Alternative states drive the patterns in the bacterioplankton composition in shallow Pampean lakes (Argentina).

We assessed the influence of environmental factors in shaping the free-living bacterial community structure in a set of shallow lakes characterized by contrasting stable state patterns (clear-vegetated, inorganic-turbid and phytoplankton-turbid). Six temperate shallow lakes from the Pampa Plain (Argentina) were sampled over an annual cycle, and two fingerprinting techniques were applied: a 16S rDNA analysis was performed using denaturing gradient gel electrophoresis (DGGE) profiles, and a 16S-23S internally transcribed spacer region analysis was conducted by means of automated ribosomal intergenic spacer analysis (ARISA) profiles. Our results show that the steady state that characterized the different shallow lakes played a major role in structuring the community: the composition of free-living bacteria differed significantly between clear-vegetated, inorganic-turbid and phytoplankton-turbid shallow lakes. The state of the system was more important in determining these patterns than seasonality, geographical location or degree of hydrological connectivity.
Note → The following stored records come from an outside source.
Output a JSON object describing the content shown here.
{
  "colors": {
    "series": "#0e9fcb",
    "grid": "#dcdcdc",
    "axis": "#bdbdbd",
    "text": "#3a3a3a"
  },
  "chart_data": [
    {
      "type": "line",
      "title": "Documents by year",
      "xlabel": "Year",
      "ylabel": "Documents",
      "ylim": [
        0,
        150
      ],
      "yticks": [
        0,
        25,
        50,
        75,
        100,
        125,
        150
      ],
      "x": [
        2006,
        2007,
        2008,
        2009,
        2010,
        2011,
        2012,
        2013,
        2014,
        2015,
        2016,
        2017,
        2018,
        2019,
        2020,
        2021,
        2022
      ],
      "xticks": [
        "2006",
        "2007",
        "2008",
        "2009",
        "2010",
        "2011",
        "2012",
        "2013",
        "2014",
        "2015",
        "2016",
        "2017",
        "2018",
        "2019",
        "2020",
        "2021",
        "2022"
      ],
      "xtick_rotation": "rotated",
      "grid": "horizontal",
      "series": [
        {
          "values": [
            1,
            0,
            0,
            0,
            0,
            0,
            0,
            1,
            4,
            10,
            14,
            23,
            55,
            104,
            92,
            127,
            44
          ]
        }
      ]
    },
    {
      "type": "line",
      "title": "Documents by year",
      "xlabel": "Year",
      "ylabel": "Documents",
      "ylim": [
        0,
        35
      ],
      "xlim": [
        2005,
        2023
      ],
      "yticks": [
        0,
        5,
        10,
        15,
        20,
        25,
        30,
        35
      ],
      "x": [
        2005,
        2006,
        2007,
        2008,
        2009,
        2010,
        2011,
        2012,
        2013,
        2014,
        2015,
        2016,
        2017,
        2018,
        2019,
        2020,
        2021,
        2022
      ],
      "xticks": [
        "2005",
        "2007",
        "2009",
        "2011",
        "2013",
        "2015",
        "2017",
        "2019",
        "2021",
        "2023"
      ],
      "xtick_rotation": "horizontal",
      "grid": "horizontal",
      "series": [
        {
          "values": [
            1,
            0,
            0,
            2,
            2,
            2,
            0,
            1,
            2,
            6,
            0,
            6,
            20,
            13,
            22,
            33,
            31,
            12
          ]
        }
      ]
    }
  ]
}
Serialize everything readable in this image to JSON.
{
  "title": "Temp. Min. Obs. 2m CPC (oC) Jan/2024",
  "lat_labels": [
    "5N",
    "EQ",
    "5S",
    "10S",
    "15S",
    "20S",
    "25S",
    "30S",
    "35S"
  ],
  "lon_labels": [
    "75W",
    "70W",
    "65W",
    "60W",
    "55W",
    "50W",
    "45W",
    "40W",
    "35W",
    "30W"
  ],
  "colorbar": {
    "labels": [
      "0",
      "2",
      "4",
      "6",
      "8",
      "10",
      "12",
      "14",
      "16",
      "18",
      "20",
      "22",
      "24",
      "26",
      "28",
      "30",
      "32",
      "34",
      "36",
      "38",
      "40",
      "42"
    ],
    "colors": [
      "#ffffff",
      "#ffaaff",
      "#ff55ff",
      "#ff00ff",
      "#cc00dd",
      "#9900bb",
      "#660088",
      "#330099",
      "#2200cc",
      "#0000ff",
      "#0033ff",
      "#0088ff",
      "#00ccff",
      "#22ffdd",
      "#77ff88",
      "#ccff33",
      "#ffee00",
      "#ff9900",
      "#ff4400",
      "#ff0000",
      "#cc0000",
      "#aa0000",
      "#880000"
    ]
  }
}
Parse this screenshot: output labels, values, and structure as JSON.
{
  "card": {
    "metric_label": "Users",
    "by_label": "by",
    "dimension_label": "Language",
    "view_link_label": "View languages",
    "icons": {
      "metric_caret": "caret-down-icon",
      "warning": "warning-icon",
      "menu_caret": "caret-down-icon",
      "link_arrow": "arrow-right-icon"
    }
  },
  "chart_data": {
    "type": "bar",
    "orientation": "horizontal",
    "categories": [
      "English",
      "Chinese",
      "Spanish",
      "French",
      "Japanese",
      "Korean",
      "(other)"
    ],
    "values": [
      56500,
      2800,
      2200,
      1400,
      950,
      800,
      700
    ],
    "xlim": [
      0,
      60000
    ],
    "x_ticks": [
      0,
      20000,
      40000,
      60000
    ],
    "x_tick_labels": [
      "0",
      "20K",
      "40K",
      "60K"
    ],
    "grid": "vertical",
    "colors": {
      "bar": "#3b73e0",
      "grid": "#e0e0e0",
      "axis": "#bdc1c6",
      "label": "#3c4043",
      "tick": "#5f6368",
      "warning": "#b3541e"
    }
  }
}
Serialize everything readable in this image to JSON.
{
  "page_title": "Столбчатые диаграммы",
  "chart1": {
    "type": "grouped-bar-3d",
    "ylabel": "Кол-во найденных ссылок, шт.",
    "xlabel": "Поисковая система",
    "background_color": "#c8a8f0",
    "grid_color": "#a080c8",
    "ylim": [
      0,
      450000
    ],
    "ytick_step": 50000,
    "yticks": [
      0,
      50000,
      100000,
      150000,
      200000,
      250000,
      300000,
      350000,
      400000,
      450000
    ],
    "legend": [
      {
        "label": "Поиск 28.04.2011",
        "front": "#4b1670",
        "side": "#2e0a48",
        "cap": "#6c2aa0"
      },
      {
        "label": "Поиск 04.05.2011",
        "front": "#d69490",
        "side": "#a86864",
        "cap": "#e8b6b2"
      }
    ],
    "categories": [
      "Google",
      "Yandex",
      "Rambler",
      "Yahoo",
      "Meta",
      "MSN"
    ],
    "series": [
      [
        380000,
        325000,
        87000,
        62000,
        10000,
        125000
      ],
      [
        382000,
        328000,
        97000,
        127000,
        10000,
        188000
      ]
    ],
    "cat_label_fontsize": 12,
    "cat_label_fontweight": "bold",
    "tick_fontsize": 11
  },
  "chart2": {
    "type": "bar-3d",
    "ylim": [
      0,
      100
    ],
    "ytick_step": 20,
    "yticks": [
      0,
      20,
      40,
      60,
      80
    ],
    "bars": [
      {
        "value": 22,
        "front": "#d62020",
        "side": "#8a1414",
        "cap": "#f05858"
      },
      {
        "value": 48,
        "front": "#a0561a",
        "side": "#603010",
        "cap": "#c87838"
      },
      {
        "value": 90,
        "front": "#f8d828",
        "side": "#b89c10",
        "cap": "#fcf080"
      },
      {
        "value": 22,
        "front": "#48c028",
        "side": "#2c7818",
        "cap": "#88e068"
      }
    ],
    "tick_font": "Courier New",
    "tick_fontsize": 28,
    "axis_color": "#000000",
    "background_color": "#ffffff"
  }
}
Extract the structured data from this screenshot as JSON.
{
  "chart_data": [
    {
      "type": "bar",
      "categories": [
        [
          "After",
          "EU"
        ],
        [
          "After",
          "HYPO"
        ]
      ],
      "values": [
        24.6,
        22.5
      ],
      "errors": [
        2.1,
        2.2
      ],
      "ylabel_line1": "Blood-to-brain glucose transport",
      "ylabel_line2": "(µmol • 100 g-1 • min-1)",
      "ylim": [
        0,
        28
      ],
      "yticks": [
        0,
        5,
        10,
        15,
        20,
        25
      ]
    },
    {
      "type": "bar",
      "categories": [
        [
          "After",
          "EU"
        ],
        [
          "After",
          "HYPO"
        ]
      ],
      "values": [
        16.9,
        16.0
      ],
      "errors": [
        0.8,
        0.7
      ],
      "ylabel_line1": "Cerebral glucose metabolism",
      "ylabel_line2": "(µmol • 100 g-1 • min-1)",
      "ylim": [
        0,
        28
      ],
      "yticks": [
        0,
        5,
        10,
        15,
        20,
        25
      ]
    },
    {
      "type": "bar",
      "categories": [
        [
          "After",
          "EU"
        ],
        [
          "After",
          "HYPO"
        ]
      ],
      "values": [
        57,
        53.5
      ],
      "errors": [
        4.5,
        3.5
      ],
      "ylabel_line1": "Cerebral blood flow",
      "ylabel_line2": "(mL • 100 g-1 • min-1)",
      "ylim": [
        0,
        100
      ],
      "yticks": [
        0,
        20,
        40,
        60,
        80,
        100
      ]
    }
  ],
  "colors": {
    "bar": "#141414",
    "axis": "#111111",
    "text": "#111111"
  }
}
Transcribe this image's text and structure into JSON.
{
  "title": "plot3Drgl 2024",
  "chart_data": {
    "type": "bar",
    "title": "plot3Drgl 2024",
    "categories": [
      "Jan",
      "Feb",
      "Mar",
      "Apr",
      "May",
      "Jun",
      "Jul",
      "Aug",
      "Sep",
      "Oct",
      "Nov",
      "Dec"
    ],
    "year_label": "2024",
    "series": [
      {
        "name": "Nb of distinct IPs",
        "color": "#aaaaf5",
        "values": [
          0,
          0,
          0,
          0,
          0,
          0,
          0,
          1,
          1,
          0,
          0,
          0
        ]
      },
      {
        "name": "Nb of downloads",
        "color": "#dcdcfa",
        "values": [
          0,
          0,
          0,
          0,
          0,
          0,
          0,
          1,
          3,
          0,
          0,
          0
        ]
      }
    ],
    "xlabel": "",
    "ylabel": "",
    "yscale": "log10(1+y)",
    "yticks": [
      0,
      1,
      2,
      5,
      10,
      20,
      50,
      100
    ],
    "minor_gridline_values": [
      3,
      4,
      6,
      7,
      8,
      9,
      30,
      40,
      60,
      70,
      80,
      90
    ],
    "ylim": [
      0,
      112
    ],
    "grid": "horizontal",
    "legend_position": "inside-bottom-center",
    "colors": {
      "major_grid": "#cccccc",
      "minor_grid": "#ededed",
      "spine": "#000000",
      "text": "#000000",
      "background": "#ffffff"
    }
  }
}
Moreover, this strong environmental control was particularly evident in the pattern observed in one of the lakes, which shifted from a clear to a turbid state over the course of the study. This lake showed a directional selection of species from a typical clear-like to a turbid-like community. The combined DGGE/ARISA approach revealed not only broad patterns among different alternative steady states, but also more subtle differences within different regimes.